You can see it perched high on a hill, palm trees swaying over its red-tiled roof. Hearst Castle has been a favorite tourist spot since newspaper magnate William Randolph Hearst’s Hearst Corp. donated the hilltop mansion to the state of California more than 50 years ago.

Overlooking San Simeon Bay 235 miles up the coast from Los Angeles, the castle is built on 127 acres and has 165 rooms, including three guesthouses. But there is more to Hearst Castle than just the castle. The California landmark is surrounded by 82,000 acres that are privately owned; in fact, it is the largest cattle ranch on the California coast.

This handsome and lavishly illustrated book gives readers a behind-the-scenes look at the famous estate.

People flock to the San Simeon area not only to see its natural beauty but to admire the handsome architecture of the castle itself. Julia Morgan (1872-1957), the first woman architect licensed in California, designed Hearst Castle as well as the numerous ranch buildings, including a dairy barn, cowboy bunkhouse, airplane hangar, poultry ranch, employee residences, warehouse buildings and haciendas.

Author Victoria Kastner shares stories of the countless Hollywood celebrities who stayed at the castle.
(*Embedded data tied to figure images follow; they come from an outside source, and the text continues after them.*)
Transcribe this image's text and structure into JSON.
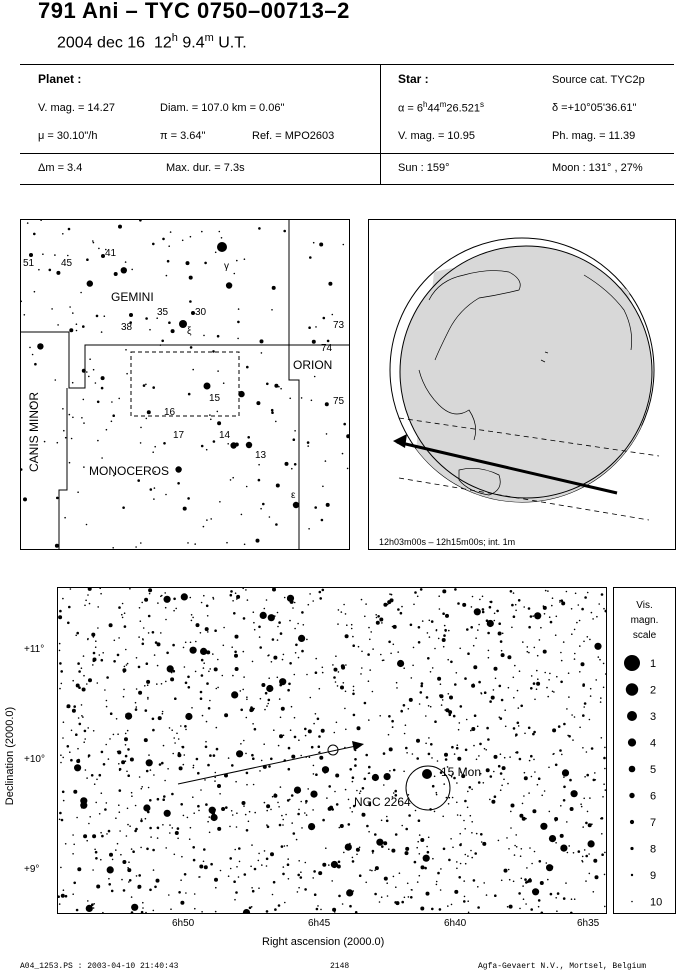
{
  "header": {
    "title": "791 Ani  –  TYC 0750–00713–2",
    "date": "2004 dec 16",
    "time_h": "12",
    "time_h_unit": "h",
    "time_m": "9.4",
    "time_m_unit": "m",
    "time_suffix": "U.T."
  },
  "planet": {
    "heading": "Planet :",
    "vmag": "V. mag. = 14.27",
    "diam": "Diam. = 107.0 km = 0.06\"",
    "mu": "μ =  30.10\"/h",
    "pi": "π =  3.64\"",
    "ref": "Ref. = MPO2603"
  },
  "star": {
    "heading": "Star :",
    "source": "Source cat.  TYC2p",
    "alpha_prefix": "α =  6",
    "alpha_h": "h",
    "alpha_mid": "44",
    "alpha_m": "m",
    "alpha_s": "26.521",
    "alpha_sunit": "s",
    "delta": "δ =+10°05'36.61\"",
    "vmag": "V. mag. = 10.95",
    "phmag": "Ph. mag. = 11.39"
  },
  "summary": {
    "dm": "Δm = 3.4",
    "maxdur": "Max. dur. = 7.3s",
    "sun": "Sun : 159°",
    "moon": "Moon : 131° , 27%"
  },
  "constellation_map": {
    "labels": {
      "gemini": "GEMINI",
      "orion": "ORION",
      "canis_minor": "CANIS MINOR",
      "monoceros": "MONOCEROS"
    },
    "star_labels": [
      "51",
      "45",
      "41",
      "γ",
      "35",
      "30",
      "38",
      "ξ",
      "73",
      "74",
      "75",
      "15",
      "16",
      "17",
      "14",
      "13",
      "ε"
    ]
  },
  "globe_panel": {
    "caption": "12h03m00s – 12h15m00s; int.  1m"
  },
  "detail_map": {
    "yticks": [
      "+11°",
      "+10°",
      "+9°"
    ],
    "xticks": [
      "6h50",
      "6h45",
      "6h40",
      "6h35"
    ],
    "ylabel": "Declination (2000.0)",
    "xlabel": "Right ascension (2000.0)",
    "labels": {
      "star15": "15 Mon",
      "cluster": "NGC 2264"
    }
  },
  "mag_scale": {
    "title_lines": [
      "Vis.",
      "magn.",
      "scale"
    ],
    "values": [
      "1",
      "2",
      "3",
      "4",
      "5",
      "6",
      "7",
      "8",
      "9",
      "10"
    ]
  },
  "footer": {
    "file": "A04_1253.PS : 2003-04-10 21:40:43",
    "number": "2148",
    "credit": "Agfa-Gevaert N.V., Mortsel, Belgium"
  }
}
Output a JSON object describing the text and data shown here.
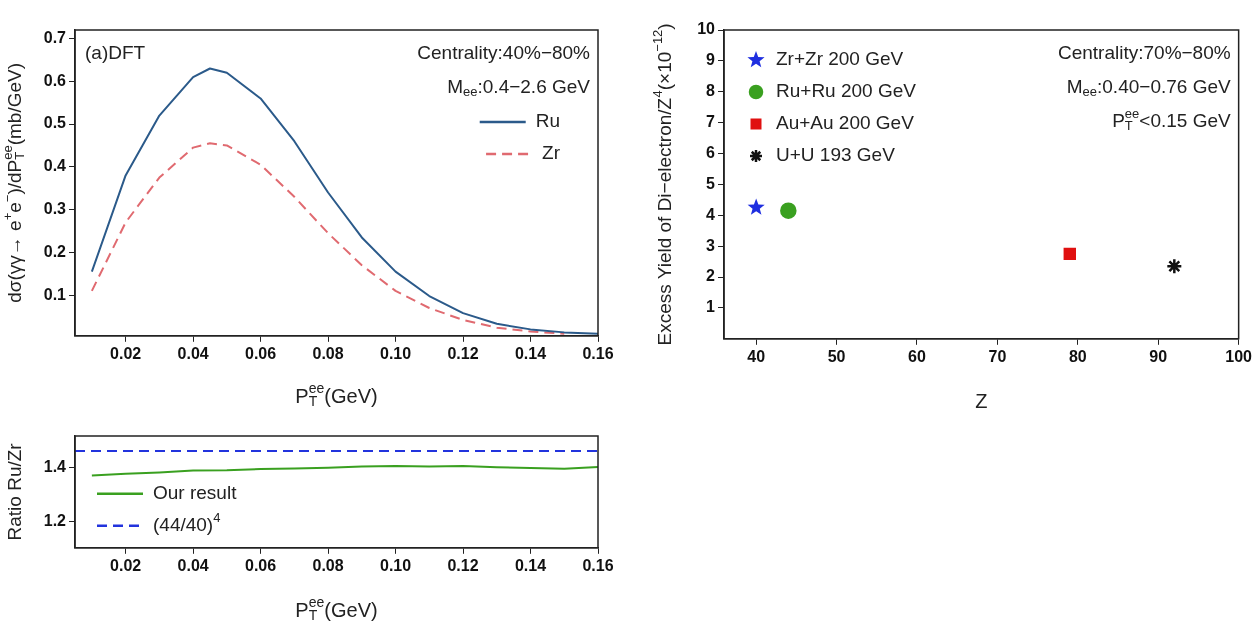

Among the most prominent were Clark Gable, Carole Lombard, gossip columnist Hedda Hopper and Will Rogers.

Kastner also offers portraits of cowboy life at the ranch, and he discusses the preservation of San Simeon’s rugged coastline.

The book includes archival photographs, maps and illustrations and more than 100 color photographs, with a foreword by Stephen T. Hearst, great-grandson.

“Non-Stop: A Turbulent History of Northwest Airlines”

University of Minnesota Press, $39.95

Founded in 1926, Northwest Airlines completed its merger with Delta Air Lines in 2010. Over its more than 80 years in operation, it navigated drastic changes in the aviation industry, many of them documented in this book. The airline began as a mail carrier — it even transported the occasional solo passenger — until it grew into one of the biggest airlines in the world.

The company was well known for its business innovations and for its numerous technological achievements — it was the first airline, for example, to offer oxygen masks to passengers, in 1938. On the other hand, labor issues, debt accumulation, federal airline deregulation and just plain bad luck eventually took their toll.

In this wide-ranging “company” history — and it is much more than that — author Jack El-Hai recalls the airline’s humble beginnings in the Midwest, carrying mail for the U.S. Postal Service. Before long its operations expanded into many cities, making it a major regional carrier, then a powerful national and eventually international carrier. Because of its service to Asian cities, it even began advertising itself as Northwest Orient Airlines and later still the Fan-Jet Airline.

In 1949, it debuted Boeing’s double-decker Stratocruiser, which enabled faster, more comfortable flights to Asia, and because of technological advancements, nonstop pan-Asian flights also became possible. But deregulation, employee layoffs and competition from low-cost airlines, among other reasons, led to Northwest’s perilous decline. In 2005 the airline declared bankruptcy.

Like all airlines, Northwest has had its share of problems. Undoubtedly the most notorious was when the enigmatic D.B. Cooper hijacked a Northwest Orient plane on Thanksgiving eve 1971, demanded a ransom of $200,000 and parachuted from the aircraft, never to be seen again. Nearly 40 years later, six days before the merger with Delta, the so-called “underwear bomber,” Umar Farouk Abdulmutallab, unsuccessfully tried to detonate a bomb.

“Non-Stop” is not just a history of a particular airline, it is an examination of the whole airline industry. It’s a must for aviation buffs everywhere.